When misfolded alpha-synuclein interacted with TSC2, it prevented the protein from interacting with TSC1, another protein that keeps the mammalian target of rapamycin (mTOR) in check.

Signals transmitted via mTOR are important for the brain’s growth and development. In the absence of TSC1, mTOR bound to other proteins to form mTOR complex 1 (mTORC1), which increased the production of new proteins, leading to neurodegeneration.

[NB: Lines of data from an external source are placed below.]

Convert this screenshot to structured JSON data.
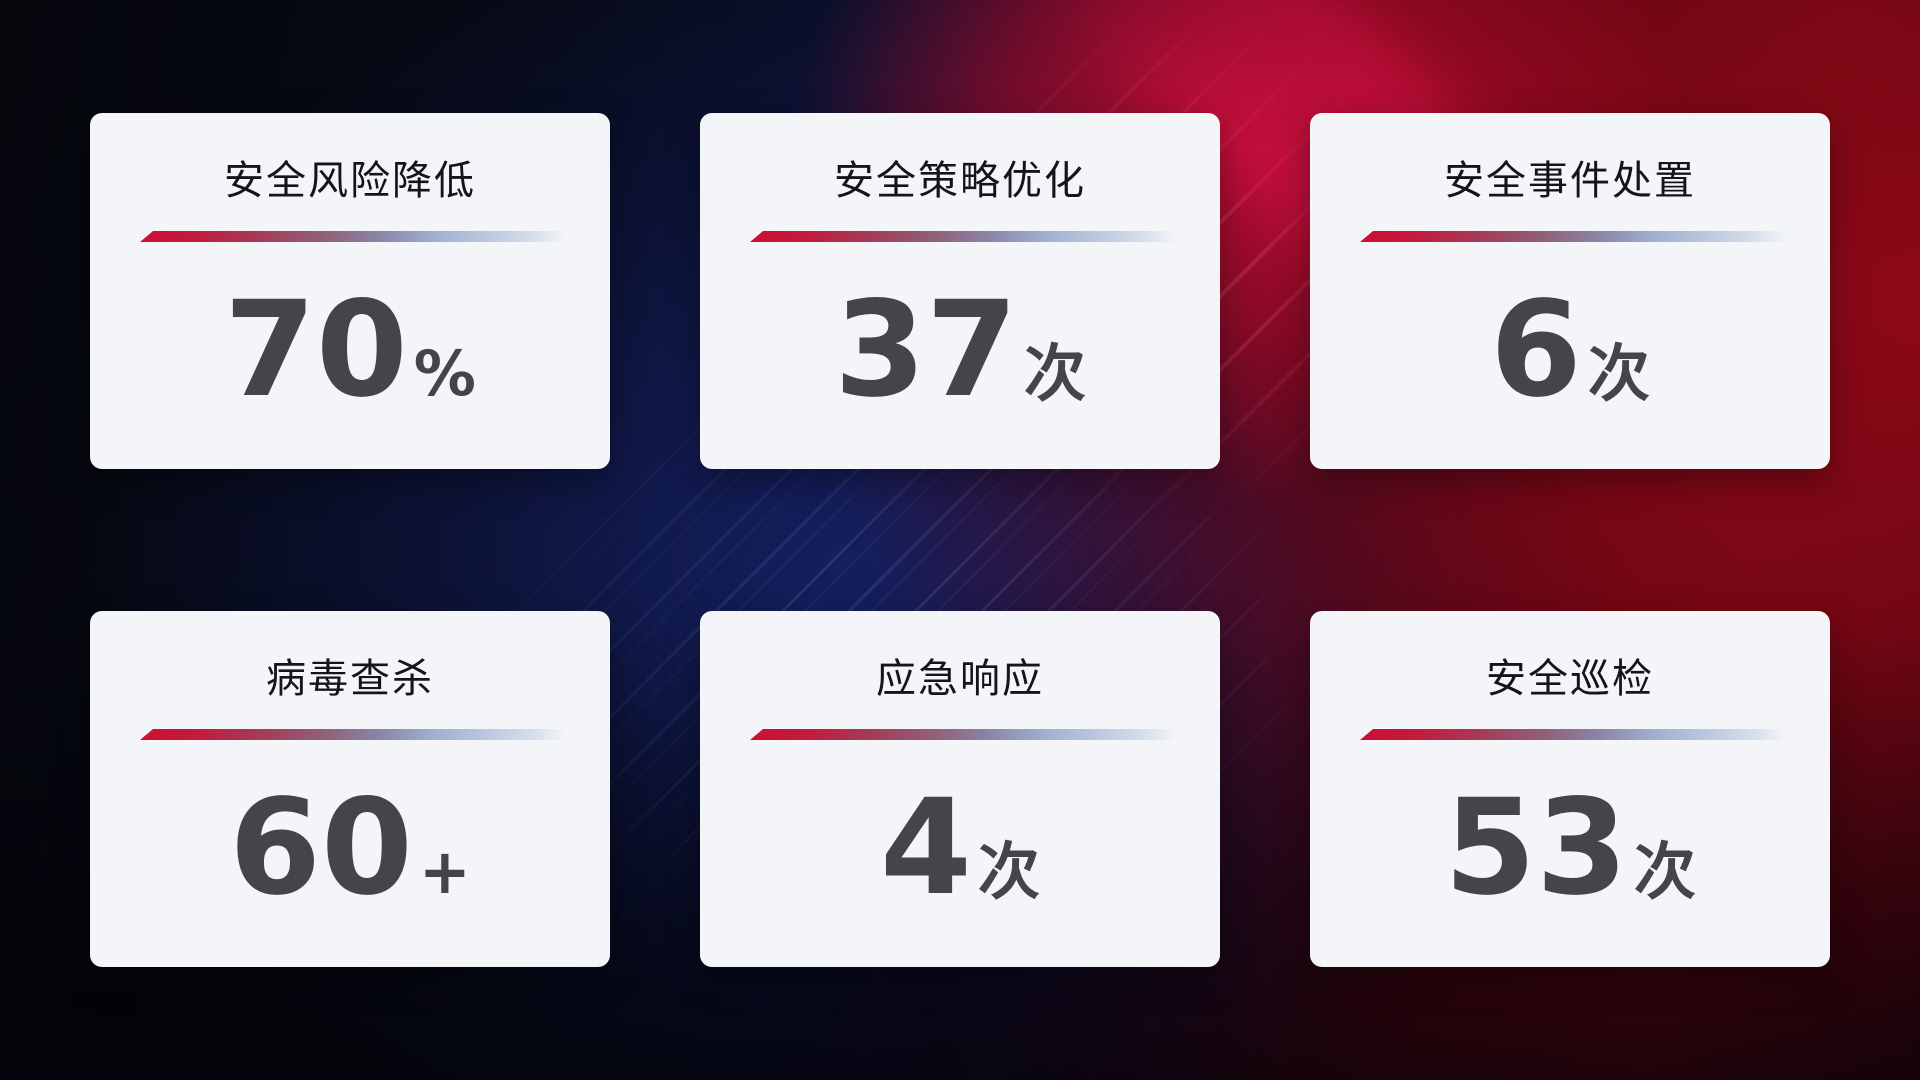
{
  "cards": [
    {
      "title": "安全风险降低",
      "value": "70",
      "unit": "%"
    },
    {
      "title": "安全策略优化",
      "value": "37",
      "unit": "次"
    },
    {
      "title": "安全事件处置",
      "value": "6",
      "unit": "次"
    },
    {
      "title": "病毒查杀",
      "value": "60",
      "unit": "+"
    },
    {
      "title": "应急响应",
      "value": "4",
      "unit": "次"
    },
    {
      "title": "安全巡检",
      "value": "53",
      "unit": "次"
    }
  ],
  "colors": {
    "card-bg": "#f4f5f8",
    "title-color": "#151517",
    "value-color": "#454549",
    "divider-red": "#cb1034",
    "divider-blue": "#b9c6dd",
    "bg-navy": "#0a102c",
    "bg-blue": "#182470",
    "bg-red": "#8a0916",
    "bg-crimson": "#cd0e37"
  }
}
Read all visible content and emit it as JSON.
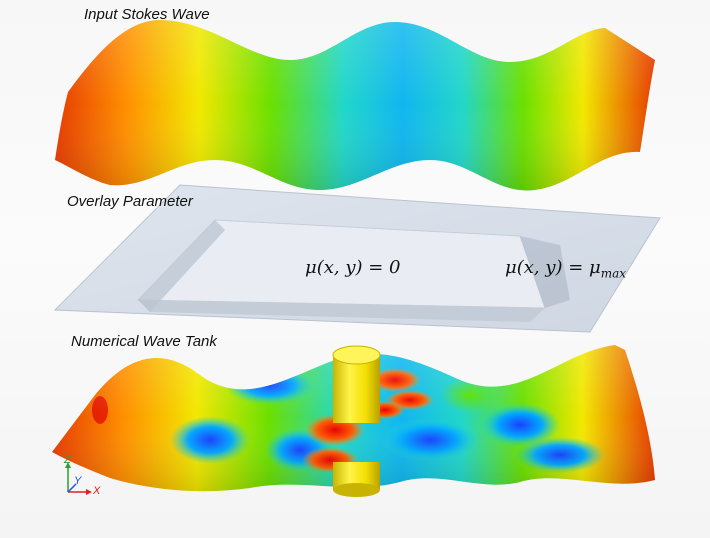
{
  "labels": {
    "top": "Input Stokes Wave",
    "middle": "Overlay Parameter",
    "bottom": "Numerical Wave Tank"
  },
  "equations": {
    "left": "μ(x, y) = 0",
    "right": "μ(x, y) = μ"
  },
  "equation_right_subscript": "max",
  "axes": {
    "z": "Z",
    "y": "Y",
    "x": "X"
  },
  "colors": {
    "overlay_plane": "#d6dde8",
    "cylinder": "#f0e000",
    "colormap": [
      "#1a3cff",
      "#00b7ff",
      "#27e0b0",
      "#64e000",
      "#f2e800",
      "#ff9000",
      "#e83000"
    ]
  }
}
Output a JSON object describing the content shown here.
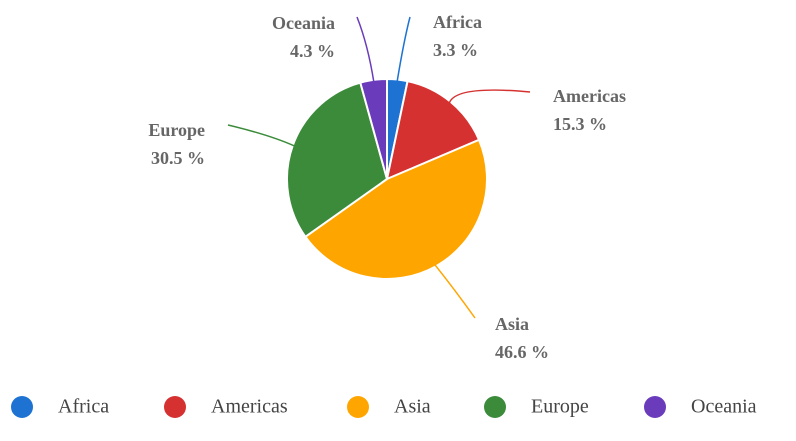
{
  "chart_data": {
    "type": "pie",
    "categories": [
      "Africa",
      "Americas",
      "Asia",
      "Europe",
      "Oceania"
    ],
    "values": [
      3.3,
      15.3,
      46.6,
      30.5,
      4.3
    ],
    "value_labels": [
      "3.3 %",
      "15.3 %",
      "46.6 %",
      "30.5 %",
      "4.3 %"
    ],
    "colors": [
      "#1e73d2",
      "#d63131",
      "#ffa500",
      "#3b8b3b",
      "#6a3cbc"
    ]
  }
}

In fly and mouse models of Parkinson’s, treatment with rapamycin — an immunosuppressant that works by inhibiting mTOR— both prevented excessive protein production and the death of dopamine-producing neurons, but also eased motor symptoms. Rapamycin is often used to prevent transplanted organs from being rejected and is being explored for treating certain cancers and promoting healthy aging.

The disruption of the TSC1-TSC2 interaction was confirmed in samples of post-mortem brain tissue of people with Parkinson’s, suggesting these proteins may provide targets for treating the disease.

In the future, scientists might, for instance, create medications with properties similar to rapamycin, but that are designed to act on the brain and preserve neurons that produce dopamine. This approach could spare patients from a number of side effects. Alternatively, targeting TSC2 might aid in achieving a similar effect.

More research is needed to validate these potential targets. How excessive protein production leads dopamine-producing neurons to die also remains unclear. “The molecular mechanism of this deregulation is poorly understood,” the researchers wrote.